Of course, anyone can flex their lawyer chops by explaining the Supreme Court’s twists and turns with a just-so story about how specific laws or precedents required the result in each case. But a simpler explanation is available. The court has been making sure that Puerto Rico’s bankruptcy is handled not by Puerto Rican judges under Puerto Rican law but by a specially chosen board and federal judge who wield complete power and are geographically and ideologically closer to Wall Street than Old San Juan.
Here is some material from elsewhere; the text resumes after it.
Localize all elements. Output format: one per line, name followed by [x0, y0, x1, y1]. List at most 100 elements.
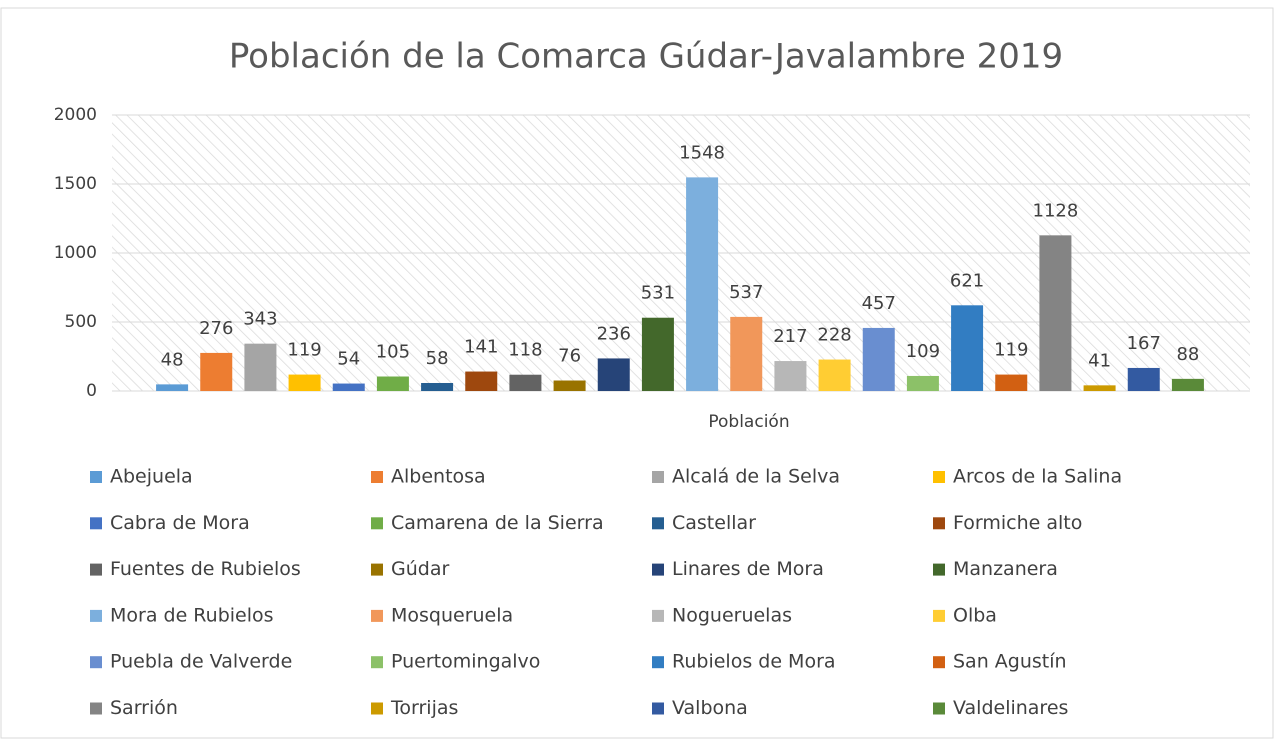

Old Problems, New Opportunities

The fact that Puerto Ricans now lack any legal means of gaining access to the board’s public records is a serious blow to the fight against colonialism and neoliberalism. It is also a lesson in how liberal and progressive politicians and jurists often have no real solidarity with colonized people or commitment to democratic principles, but simply invoke them to suit their own ends. This is not a new lesson for Puerto Rico. During the 1930s, for example, it was Franklin D. Roosevelt’s administration that repressed Puerto Rico’s nationalist movement with excessive and unscrupulous force. Today, liberal members of the US political and legal establishment lend their support to a secretive dictatorship.

The May decision also reaffirms the futility of looking to the Supreme Court for social change. When elite institutions, powerful economic interests, or statist legal doctrines like “sovereign immunity” come under fire, the court will do everything in its power to put down the threat.

Yet things may be changing in Puerto Rico. For eighty years, two political parties dominated the island’s politics: the Partido Popular Democrático and the Partido Nuevo Progresista. Both are centrist parties committed to neoliberal policies and beset by constant corruption scandals. Until 2020, their candidates for governor often split around 95 percent of the vote. In the 2020 elections, however, they split 65 percent of the vote. The difference went to a new progressive political party, the Movimiento Victoria Ciudadana; to Puerto Rico’s historic pro-independence party, the Partido Independentista Puertorriqueño; and to a right-wing party, Proyecto Dignidad. Hence the FOMB may be helping to provoke a political realignment with real opportunities — but also dangers — for Puerto Rico in the years to come.